Perjalanan Paruh Pertama Abad XXI
Tulisan ini memberikan gugahan dan layak untuk pendalaman dan pengayaan dengan pandangan multidisiplin sejalan dengan perjalanan bangsa Indonesia menuju paruh pertama abad XXI yang menghadapi beberapa tantangan antara lain :
- Menggapai 100 tahun kemerdekaan dan memenuhi amanah konstitusi UUD 45 yaitu masyarakat adil, makmur, dan sejahtera
- Mencapai tingkatan negara dengan pendapatan tinggi (high income country) dan lolos dari klasifikasi negara berpendapatan menengah
- Arus urbanisasi dengan gelombang perpindahan penduduk dari desa atau rural menuju kawasan perkotaan dengan berbagai alasan yang utamanya untuk kehidupan yang lebih baik
Berdasarkan proyeksi pertumbuhan penduduk dengan arus urbanisasi, pada dekade ke lima (204x), dua dari tiga penduduk Indonesia akan berada di kawasan perkotaan atau urban yang merupakan kota dengan wilayah sekitar yang berbatasan.

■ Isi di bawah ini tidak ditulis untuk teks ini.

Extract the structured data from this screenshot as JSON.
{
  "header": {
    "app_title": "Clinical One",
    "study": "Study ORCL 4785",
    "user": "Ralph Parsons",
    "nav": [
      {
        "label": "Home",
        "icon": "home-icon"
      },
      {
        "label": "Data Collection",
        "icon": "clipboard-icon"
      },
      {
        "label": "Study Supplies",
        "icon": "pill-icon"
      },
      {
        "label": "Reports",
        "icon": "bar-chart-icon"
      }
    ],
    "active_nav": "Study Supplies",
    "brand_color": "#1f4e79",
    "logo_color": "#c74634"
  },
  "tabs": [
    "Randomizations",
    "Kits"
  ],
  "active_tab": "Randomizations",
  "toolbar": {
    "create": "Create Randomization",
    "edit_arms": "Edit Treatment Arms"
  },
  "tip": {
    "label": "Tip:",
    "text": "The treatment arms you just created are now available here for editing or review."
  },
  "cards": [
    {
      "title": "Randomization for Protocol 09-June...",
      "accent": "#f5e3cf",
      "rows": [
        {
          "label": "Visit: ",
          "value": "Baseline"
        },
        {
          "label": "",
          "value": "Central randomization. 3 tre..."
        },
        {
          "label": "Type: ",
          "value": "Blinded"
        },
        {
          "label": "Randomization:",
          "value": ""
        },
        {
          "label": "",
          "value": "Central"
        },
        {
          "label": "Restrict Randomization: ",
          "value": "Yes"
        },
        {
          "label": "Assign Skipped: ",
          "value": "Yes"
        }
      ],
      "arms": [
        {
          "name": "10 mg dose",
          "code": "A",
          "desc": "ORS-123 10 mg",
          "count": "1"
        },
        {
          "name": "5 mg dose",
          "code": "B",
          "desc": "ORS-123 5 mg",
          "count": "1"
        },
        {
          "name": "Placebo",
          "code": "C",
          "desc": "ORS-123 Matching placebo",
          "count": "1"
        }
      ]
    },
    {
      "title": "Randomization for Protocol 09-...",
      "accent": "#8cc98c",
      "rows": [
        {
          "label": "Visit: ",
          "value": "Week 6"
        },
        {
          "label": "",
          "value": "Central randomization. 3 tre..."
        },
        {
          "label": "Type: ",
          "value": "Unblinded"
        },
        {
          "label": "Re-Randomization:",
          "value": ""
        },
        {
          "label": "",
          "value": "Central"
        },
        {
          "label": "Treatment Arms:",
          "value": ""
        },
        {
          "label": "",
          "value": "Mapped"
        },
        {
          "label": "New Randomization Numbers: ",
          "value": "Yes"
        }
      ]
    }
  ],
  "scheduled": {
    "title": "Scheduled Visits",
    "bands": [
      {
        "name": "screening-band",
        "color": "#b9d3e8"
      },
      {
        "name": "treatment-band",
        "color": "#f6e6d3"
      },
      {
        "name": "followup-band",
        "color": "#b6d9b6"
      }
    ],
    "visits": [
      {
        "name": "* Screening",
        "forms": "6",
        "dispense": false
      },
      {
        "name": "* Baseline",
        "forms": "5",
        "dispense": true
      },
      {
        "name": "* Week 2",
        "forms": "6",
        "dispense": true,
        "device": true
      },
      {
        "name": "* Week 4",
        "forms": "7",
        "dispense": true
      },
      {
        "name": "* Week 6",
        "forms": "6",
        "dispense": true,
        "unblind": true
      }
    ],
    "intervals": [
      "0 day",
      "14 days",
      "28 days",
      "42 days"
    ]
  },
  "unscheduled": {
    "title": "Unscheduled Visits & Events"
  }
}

Dengan kumpulan populasi demikian maka terjadi pergeseran sentra pertumbuhan dan tidak dapat dihindari kawasan perkotaan selayaknya jadi sentra pertumbuhan ekonomi.
Hingga kini belum ada catatan negara yang berhasil menangani gelombang urbanisasi namun salah satu contoh yang dapat diadopsi adalah Tiongkok (People Republic of China) yang mengantisipasi dengan mempersiapkan kawasan perkotaan. Hingga saat ini telah ada lebih dari 50 (lima puluh) kota dengan aglomerasi (sentra industri / produksi) dan populasi lebih dari 2 juta; tiga kota besar utama dengan penduduk terbesar masing-masing Shanghai, Beijing, dan Shenzen sebuah kota baru yang mulai bertumbuh sejak medio 1980an yang hingga kini berpenduduk sekitar 18 juta.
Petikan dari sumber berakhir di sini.